As one of the forerunners of modern design, Morris took much of his inspiration from the arts and crafts of the past. His disdain for the poor quality of many Victorian industrially made textiles, which he found lacking in both workmanship and design, led him to study the patterns and techniques of earlier historic examples—from medieval tapestries to embroideries. This knowledge enabled him to take inspiration from the past while still creating for contemporary needs.
The Met houses many fine examples of designs by Morris, including Bird, a wool textile (shown above). The pattern was registered in 1878; Morris designed it for the drawing room of Kelmscott House, his home in the Hammersmith area of London, which his family occupied from 1878 until his death in 1896.

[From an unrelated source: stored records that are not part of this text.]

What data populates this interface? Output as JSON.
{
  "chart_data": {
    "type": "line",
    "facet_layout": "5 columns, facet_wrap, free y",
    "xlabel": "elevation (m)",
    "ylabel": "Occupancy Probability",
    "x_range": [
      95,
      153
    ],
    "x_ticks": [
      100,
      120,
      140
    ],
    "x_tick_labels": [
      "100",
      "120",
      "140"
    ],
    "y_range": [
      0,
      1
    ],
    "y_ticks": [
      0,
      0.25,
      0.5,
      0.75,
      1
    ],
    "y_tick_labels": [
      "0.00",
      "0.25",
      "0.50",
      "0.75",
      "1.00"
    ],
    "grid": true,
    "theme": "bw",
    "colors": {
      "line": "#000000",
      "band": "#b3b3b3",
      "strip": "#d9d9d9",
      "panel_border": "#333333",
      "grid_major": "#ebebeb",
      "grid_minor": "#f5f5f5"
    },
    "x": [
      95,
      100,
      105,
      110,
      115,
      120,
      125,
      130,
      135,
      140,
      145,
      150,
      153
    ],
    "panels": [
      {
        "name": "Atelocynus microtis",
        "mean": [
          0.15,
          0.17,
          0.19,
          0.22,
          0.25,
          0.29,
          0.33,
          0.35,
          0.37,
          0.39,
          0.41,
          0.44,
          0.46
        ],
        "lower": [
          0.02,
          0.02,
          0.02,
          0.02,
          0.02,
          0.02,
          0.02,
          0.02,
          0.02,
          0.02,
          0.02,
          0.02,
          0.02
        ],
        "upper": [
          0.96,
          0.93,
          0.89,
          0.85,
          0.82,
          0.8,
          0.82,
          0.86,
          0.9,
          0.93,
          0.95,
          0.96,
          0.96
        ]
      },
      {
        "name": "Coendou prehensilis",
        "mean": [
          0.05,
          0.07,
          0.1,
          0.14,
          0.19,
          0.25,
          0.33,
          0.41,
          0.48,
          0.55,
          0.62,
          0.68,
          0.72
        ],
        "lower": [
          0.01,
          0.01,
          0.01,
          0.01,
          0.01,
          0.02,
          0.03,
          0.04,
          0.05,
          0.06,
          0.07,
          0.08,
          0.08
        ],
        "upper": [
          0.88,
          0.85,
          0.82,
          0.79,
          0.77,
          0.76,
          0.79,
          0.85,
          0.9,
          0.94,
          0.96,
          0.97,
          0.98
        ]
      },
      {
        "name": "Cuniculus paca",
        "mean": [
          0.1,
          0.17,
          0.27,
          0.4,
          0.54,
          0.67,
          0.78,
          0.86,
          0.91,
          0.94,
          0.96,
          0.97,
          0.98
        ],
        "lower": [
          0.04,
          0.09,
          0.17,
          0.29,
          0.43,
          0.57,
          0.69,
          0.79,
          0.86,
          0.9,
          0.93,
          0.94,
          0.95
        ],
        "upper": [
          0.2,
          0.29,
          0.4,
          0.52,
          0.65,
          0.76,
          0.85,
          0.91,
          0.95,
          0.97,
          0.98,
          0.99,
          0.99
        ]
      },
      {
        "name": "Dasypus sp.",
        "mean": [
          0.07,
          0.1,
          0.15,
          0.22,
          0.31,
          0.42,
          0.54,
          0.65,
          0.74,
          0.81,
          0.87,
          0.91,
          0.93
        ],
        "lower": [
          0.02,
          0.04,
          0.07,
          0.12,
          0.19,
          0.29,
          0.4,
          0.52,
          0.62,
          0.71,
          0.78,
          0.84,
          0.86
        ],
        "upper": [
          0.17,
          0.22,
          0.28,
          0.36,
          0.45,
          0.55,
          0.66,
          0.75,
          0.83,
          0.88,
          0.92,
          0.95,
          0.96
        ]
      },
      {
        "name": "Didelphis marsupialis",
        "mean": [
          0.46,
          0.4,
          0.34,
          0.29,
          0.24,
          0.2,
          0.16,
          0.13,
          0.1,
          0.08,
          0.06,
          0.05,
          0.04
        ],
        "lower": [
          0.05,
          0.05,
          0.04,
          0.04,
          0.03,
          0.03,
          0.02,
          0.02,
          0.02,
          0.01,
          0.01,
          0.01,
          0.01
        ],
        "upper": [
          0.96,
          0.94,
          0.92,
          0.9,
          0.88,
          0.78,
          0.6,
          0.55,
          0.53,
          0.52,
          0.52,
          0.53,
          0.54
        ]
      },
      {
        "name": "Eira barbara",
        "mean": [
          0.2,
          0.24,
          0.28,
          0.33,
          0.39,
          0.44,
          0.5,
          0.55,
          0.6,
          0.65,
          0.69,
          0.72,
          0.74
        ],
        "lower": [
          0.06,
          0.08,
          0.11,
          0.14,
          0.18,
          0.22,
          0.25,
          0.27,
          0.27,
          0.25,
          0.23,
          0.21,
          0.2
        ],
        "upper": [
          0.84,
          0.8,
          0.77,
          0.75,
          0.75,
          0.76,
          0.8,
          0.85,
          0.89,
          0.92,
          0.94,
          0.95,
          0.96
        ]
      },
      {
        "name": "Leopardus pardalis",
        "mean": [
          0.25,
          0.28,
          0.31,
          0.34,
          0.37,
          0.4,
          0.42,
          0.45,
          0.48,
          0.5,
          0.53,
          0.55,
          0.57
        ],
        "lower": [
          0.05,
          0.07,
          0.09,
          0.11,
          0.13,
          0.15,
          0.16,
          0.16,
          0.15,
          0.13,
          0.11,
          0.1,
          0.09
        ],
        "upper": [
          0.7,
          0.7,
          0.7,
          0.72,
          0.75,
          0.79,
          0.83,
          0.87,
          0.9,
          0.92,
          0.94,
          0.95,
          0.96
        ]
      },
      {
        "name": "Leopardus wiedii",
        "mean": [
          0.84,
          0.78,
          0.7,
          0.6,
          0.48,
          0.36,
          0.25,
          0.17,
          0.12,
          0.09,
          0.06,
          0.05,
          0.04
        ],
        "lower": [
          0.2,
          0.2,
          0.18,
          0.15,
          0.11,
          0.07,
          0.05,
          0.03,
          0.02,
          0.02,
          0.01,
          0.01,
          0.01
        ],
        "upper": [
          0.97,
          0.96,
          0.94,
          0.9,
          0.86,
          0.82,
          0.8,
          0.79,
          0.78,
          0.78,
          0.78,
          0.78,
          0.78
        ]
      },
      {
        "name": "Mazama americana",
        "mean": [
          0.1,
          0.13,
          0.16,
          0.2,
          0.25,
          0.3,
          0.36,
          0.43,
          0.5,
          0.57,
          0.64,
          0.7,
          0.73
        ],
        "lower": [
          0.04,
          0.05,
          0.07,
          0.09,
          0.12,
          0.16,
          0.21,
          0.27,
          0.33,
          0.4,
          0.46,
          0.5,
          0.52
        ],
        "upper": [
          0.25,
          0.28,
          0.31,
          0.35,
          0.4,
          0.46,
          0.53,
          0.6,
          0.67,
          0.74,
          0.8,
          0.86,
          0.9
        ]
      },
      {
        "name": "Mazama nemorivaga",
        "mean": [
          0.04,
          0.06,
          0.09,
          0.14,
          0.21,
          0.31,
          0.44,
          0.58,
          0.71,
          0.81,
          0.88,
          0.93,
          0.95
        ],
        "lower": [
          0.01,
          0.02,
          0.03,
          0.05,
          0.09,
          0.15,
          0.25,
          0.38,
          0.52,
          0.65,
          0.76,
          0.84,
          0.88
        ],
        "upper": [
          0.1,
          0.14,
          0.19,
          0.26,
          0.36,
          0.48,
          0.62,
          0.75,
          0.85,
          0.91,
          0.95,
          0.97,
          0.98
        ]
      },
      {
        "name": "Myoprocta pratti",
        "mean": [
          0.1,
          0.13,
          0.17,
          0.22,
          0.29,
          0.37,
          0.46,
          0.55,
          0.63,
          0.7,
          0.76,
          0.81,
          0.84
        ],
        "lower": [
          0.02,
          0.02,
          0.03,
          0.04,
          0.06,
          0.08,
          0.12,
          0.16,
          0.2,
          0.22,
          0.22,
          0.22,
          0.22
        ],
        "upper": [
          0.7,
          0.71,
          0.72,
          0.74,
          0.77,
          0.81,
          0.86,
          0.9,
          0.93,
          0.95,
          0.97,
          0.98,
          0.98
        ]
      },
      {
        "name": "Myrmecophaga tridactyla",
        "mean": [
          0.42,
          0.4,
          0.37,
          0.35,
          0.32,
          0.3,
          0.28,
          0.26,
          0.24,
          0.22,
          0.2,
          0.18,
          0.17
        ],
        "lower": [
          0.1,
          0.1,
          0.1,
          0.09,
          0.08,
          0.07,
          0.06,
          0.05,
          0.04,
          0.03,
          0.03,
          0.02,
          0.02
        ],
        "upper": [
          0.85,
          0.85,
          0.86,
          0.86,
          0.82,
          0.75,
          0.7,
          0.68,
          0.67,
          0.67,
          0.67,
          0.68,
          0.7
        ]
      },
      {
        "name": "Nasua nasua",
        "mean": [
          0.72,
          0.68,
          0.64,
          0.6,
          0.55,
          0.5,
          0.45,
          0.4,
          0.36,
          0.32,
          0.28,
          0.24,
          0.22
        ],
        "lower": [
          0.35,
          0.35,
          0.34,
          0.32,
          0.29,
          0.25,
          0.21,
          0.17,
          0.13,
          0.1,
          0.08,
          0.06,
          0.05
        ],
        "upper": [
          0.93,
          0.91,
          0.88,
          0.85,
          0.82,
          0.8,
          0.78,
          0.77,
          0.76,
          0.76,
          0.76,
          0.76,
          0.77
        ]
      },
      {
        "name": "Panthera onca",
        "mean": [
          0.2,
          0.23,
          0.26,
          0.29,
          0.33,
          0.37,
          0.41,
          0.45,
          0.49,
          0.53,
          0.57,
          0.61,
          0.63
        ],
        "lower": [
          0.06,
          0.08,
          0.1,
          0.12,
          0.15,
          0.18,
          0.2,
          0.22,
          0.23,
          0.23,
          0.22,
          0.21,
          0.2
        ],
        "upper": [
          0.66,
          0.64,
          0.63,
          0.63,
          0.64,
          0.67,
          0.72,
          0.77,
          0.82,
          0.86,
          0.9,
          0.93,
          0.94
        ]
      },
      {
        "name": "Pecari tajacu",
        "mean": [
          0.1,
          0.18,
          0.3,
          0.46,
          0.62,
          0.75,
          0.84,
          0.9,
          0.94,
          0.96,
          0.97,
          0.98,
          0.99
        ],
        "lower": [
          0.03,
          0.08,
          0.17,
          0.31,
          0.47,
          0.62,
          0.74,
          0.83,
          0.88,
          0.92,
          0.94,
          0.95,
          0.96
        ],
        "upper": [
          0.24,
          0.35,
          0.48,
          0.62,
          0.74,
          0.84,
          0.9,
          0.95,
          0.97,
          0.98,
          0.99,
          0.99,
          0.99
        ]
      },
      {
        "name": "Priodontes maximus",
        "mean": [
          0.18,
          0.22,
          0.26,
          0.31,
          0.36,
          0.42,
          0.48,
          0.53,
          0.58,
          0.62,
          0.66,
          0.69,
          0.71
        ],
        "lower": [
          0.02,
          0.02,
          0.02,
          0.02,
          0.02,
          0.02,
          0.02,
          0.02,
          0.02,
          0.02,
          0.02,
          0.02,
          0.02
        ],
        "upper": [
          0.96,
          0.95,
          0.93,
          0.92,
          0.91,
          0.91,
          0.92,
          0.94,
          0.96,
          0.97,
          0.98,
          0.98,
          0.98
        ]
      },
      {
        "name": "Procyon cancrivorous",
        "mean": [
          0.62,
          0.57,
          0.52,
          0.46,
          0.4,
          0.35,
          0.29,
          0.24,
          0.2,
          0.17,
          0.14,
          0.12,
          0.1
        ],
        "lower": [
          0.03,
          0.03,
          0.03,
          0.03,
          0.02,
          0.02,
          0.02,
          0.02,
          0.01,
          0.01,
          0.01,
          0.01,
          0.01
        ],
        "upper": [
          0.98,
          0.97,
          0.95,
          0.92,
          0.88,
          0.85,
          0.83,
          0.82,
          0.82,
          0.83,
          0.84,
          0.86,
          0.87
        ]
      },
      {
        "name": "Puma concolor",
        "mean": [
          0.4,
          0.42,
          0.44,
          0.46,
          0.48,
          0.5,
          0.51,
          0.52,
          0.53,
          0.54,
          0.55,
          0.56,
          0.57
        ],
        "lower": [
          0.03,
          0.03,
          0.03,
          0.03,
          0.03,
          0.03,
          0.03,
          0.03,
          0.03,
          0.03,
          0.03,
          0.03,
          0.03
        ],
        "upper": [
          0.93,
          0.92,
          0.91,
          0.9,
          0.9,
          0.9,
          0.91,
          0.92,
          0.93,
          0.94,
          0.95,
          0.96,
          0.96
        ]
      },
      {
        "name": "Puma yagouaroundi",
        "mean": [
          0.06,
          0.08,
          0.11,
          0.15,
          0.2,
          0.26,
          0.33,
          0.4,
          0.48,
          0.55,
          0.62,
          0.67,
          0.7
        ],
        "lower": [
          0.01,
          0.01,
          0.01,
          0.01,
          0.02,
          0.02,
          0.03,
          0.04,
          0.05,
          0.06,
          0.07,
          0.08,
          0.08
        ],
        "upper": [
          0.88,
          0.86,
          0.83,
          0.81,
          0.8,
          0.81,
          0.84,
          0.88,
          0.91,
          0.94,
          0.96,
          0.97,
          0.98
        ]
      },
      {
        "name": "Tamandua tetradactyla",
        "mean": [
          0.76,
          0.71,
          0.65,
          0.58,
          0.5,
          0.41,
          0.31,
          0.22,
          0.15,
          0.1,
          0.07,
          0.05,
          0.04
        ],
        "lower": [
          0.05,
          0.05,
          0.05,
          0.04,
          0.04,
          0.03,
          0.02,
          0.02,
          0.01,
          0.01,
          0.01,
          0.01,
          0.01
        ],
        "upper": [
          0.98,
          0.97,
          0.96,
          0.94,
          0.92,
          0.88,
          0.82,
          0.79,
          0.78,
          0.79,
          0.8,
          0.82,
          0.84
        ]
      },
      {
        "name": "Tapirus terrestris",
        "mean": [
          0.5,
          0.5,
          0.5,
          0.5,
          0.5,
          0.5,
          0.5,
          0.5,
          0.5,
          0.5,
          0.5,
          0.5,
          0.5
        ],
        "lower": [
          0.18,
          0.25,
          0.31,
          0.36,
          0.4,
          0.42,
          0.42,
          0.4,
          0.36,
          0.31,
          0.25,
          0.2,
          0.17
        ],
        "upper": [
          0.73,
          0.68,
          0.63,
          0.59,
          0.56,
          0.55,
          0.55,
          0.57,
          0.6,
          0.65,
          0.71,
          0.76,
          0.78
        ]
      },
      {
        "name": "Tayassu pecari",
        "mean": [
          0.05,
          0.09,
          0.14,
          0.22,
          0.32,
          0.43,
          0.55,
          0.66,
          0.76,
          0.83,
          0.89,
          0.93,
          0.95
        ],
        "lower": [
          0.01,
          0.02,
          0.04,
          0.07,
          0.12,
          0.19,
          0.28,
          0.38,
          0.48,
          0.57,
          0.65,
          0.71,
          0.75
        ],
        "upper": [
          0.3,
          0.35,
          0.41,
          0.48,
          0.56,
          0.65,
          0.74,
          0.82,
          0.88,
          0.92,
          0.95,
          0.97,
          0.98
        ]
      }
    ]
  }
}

The writer Henry James once called Morris “the poet and paper-maker” and, despite his prolific work as a designer of textiles, tapestries, furniture, stained glass, and books, today it is for his wallpapers that he is best known (such as Compton, above). Beginning in 1862 with the firm Morris, Marshall, Faulkner, and Company, and later on his own with Morris & Company, Morris designed a total of 41 wallpapers and five ceiling papers.
Throughout Morris’s more than three decades as a wallpaper designer, the native field and garden flowers of the English countryside proved a touchstone. As well as being a great commercial success, in the last quarter of the 19th century his papers helped to elevate English wallpaper to international preeminence.